BHS and Tata Steel pensions crises should act as a wake-up call for savers
The BHS and Tata Steel pensions crises should act as a stark wake-up call for the 50 per cent of individuals with final salary pensions, who are complacent to the alarming risks that burgeoning deficits pose to their retirement funds.
As we’ve seen all over the news, BHS is the latest major British firm to collapse with massive pension burdens. As such, MPs are due to grill BHS owner for 15 years, Sir Philip Green next week regarding the situation.
In addition, a possible legal challenge is looming to the unprecedented move from the RPI inflation index to the lower CPI measure for Tata Steel members’ future pension increases.
The greatly publicised troubles encompassing the BHS and Tata Steel pensions should, therefore, set off a warning signal to people with UK defined benefit pension schemes.
Looking at the Tata Steel example, this emphasises what we’ve been hammering home for some time: that a large number of the laws surrounding DB pension providers are archaic, and fall well short of an acceptable standard. As is, they are not at all relevant in today’s world.
However, regrettably, the myth that final salary schemes are guaranteed is alive and kicking.
Over 50 per cent of new or potential clients don’t fully appreciate how the pension deficit crisis could result in life-shattering financial consequences for their retirement.

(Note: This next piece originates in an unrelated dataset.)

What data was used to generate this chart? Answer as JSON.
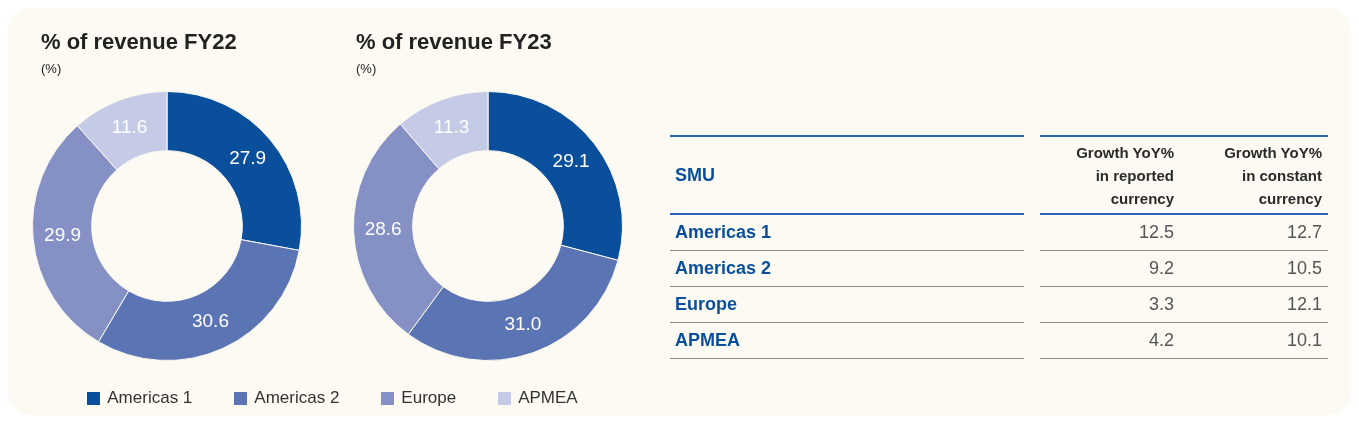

It is very much a reality that many final salary schemes are on the edge of an abyss. This is because many firms cannot afford to uphold these expensive schemes with defined-benefits retirement packages that have pensions linked to their earnings and employment.
Put simply, there’s insufficient cash in their pension pots to meet future obligations. Too many schemes have now become untenable.

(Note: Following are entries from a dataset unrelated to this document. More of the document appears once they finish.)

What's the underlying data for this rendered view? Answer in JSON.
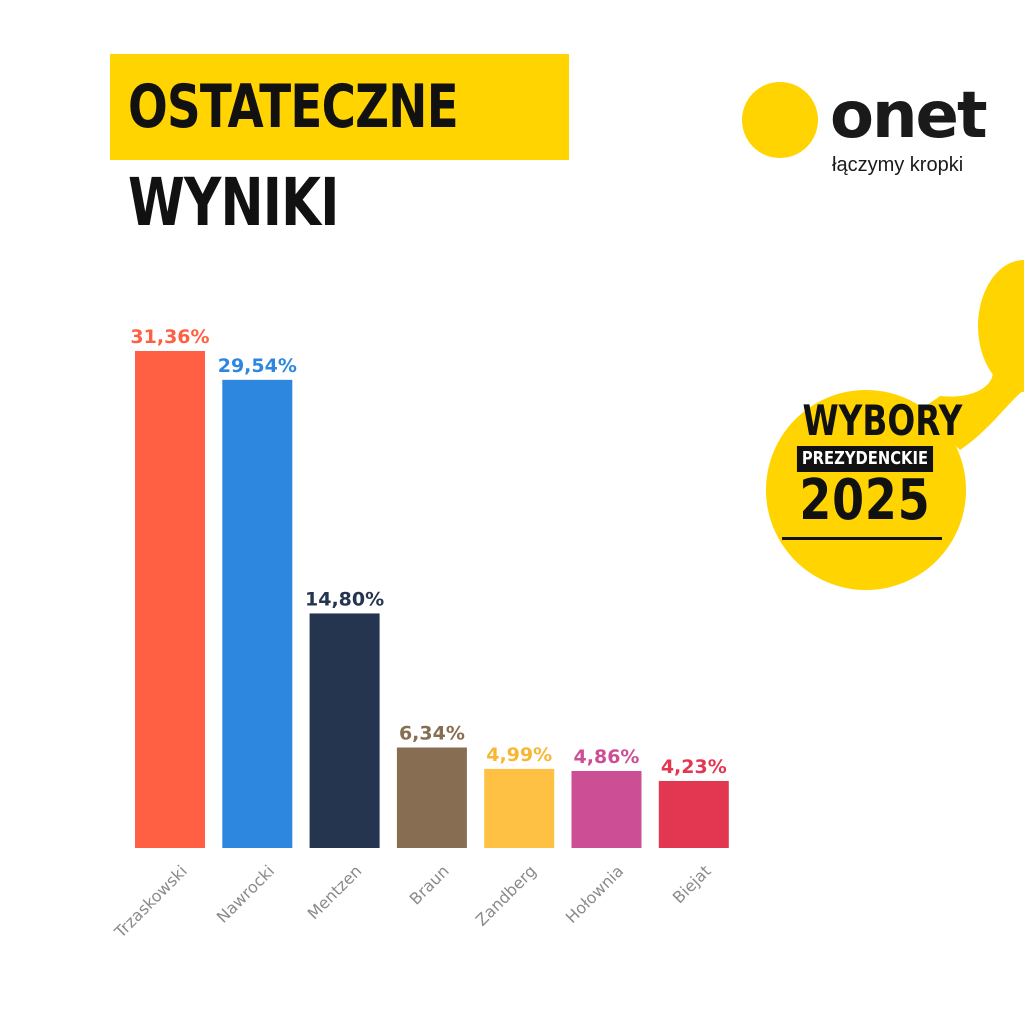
{
  "header": {
    "title_line1": "OSTATECZNE",
    "title_line2": "WYNIKI",
    "accent": "#ffd400"
  },
  "logo": {
    "word": "onet",
    "tagline": "łączymy kropki"
  },
  "badge": {
    "line1": "WYBORY",
    "line2": "PREZYDENCKIE",
    "line3": "2025"
  },
  "chart_data": {
    "type": "bar",
    "title": "",
    "xlabel": "",
    "ylabel": "",
    "ylim": [
      0,
      31.36
    ],
    "grid": false,
    "legend": "none",
    "categories": [
      "Trzaskowski",
      "Nawrocki",
      "Mentzen",
      "Braun",
      "Zandberg",
      "Hołownia",
      "Biejat"
    ],
    "values": [
      31.36,
      29.54,
      14.8,
      6.34,
      4.99,
      4.86,
      4.23
    ],
    "value_labels": [
      "31,36%",
      "29,54%",
      "14,80%",
      "6,34%",
      "4,99%",
      "4,86%",
      "4,23%"
    ],
    "colors": [
      "#ff5f43",
      "#2e87de",
      "#25344f",
      "#876d51",
      "#ffc144",
      "#cc4f96",
      "#e33751"
    ]
  }
}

Furthermore, it is highly improbable that there will be a colossal step forward away from the abyss for a high number of these schemes.
Indeed, there is the Pension Protection Fund, the State-backed rescue fund – but this is not guaranteed by the government, and the level of benefits payable by the PPF are typically far lower than what savers would expect to get from their company’s scheme.
In addition, it is firms’ responsibility to fund the PPF, thereby piling more pressure on their own scheme.
Consequently, as the pensions black hole increases further, as shown most recently by the BHS and Tata Steel cases, those with final salary schemes should seek independent financial advice on how they might be able to mitigate the risks that their scheme could face.
Of course, there are, typically, things that can be done, but I would strongly advise individuals to review their retirement planning as soon as possible.
After all, it’s far better to get the difficult questions out of the way now, than be forced to scale down retirement ambitions down the line.